After his appeal failed, Bush commuted the prison sentence but left the conviction intact. The president said at the time that his decision "leaves in place a harsh punishment for Mr. Libby. The reputation he gained through his years of public service and professional work in the legal community is forever damaged."
Cheney was unrelenting over the next year in both his loyalty to the former aide -- who was believed to be protecting him -- as well as devout in his assertions that there was a link between al-Qaida, the 9/11 terrorist attacks, and Iraq, prompting the U.S. to invade in the interest of our national security.
In the final weeks of the Bush presidency, according to Time, Cheney handed the proposed Libby pardon to the president himself, then repeatedly pushed Bush in meetings to grant it. In a pardon meeting in mid-January, the president asked Cheney directly, "Did the jury get it right or wrong?"
Finally, about a week before Barack Obama was inaugurated, Bush told Cheney that he would not pardon Libby. The vice president shocked everyone by continuing to argue his points. An observer of the conversation told Time that Cheney "expressed his disappointment and disagreement with the decision . . . He didn't take it well."
Both Cheney and Libby spent the final week in office pushing Bush and White House legal counsel to reconsider the decision. The president was torn between his loyalty to Cheney and his belief that pardons are unfair justice. So, while packing boxes at the White House, he and his personal attorney discussed the matter one last time.
"What's the bottom line here? Did this guy lie or not?" Bush asked. Time reports that the lawyer, who had followed the case very closely, replied affirmatively, and Bush indicated that he had come to that conclusion too. Bush, the self-described "decider," had made his final decision on Libby: "OK, that's it."
Since leaving office, Bush and Cheney have remained friends but have taken on very different public roles.
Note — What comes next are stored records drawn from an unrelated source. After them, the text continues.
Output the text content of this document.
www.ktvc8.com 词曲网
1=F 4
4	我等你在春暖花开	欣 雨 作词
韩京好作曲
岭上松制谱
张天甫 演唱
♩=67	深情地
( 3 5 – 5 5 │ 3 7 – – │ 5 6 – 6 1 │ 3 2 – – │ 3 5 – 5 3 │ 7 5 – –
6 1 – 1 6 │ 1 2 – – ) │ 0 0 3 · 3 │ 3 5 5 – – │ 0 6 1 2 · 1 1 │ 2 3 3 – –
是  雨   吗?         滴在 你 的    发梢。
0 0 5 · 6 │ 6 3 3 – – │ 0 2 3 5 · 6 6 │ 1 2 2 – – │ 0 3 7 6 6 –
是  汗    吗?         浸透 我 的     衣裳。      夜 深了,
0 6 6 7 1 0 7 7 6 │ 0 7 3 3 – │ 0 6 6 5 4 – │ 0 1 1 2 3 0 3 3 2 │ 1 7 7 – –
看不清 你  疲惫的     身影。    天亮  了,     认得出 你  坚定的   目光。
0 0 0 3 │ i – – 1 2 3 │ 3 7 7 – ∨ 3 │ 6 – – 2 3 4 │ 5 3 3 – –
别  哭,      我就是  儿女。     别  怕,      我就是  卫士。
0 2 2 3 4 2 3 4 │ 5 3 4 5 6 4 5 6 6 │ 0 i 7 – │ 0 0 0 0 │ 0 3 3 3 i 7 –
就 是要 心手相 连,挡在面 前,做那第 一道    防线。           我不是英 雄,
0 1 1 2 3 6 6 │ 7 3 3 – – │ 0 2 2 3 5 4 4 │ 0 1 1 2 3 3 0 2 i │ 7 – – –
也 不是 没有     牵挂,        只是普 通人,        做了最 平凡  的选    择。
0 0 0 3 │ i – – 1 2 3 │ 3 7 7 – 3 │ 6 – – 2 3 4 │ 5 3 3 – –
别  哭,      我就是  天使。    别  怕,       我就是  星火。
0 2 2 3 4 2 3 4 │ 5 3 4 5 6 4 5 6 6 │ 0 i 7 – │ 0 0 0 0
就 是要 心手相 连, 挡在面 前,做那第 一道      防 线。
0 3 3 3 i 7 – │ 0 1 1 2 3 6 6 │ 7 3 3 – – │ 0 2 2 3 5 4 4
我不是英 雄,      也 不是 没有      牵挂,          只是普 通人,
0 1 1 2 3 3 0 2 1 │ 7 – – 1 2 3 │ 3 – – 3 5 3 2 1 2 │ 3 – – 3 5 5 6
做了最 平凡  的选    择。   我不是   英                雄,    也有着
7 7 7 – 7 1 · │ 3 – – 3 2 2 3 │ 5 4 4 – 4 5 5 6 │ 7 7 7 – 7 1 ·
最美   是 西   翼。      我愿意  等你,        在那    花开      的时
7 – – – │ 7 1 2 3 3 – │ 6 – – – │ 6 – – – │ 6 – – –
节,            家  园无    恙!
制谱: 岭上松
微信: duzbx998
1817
The former president is leading a quiet life in Texas, writing his memoirs, raising money for his presidential library, taking long bike rides and talking with neighbors. Most significantly, Bush has not inserted himself in public debate, keeping his opinions to himself.
"He thinks President Obama deserves his silence," Dan Bartlett, Bush's longtime senior aide who is still very close to him, told the New York Times. "He's not going to be out there opining, second-guessing or flyspecking Obama's decisions."
Meanwhile, Cheney has stayed in Washington, making widely publicized speeches on national security, sitting for interviews on TV talk shows, and voicing his disagreement on Obama White House policy decisions.
The Dick Cheney who spent eight years in the shadows of the Bush administration and often at an "undisclosed location" is now ubiquitous in the media and leading the Bush legacy defense, without the support of Bush himself.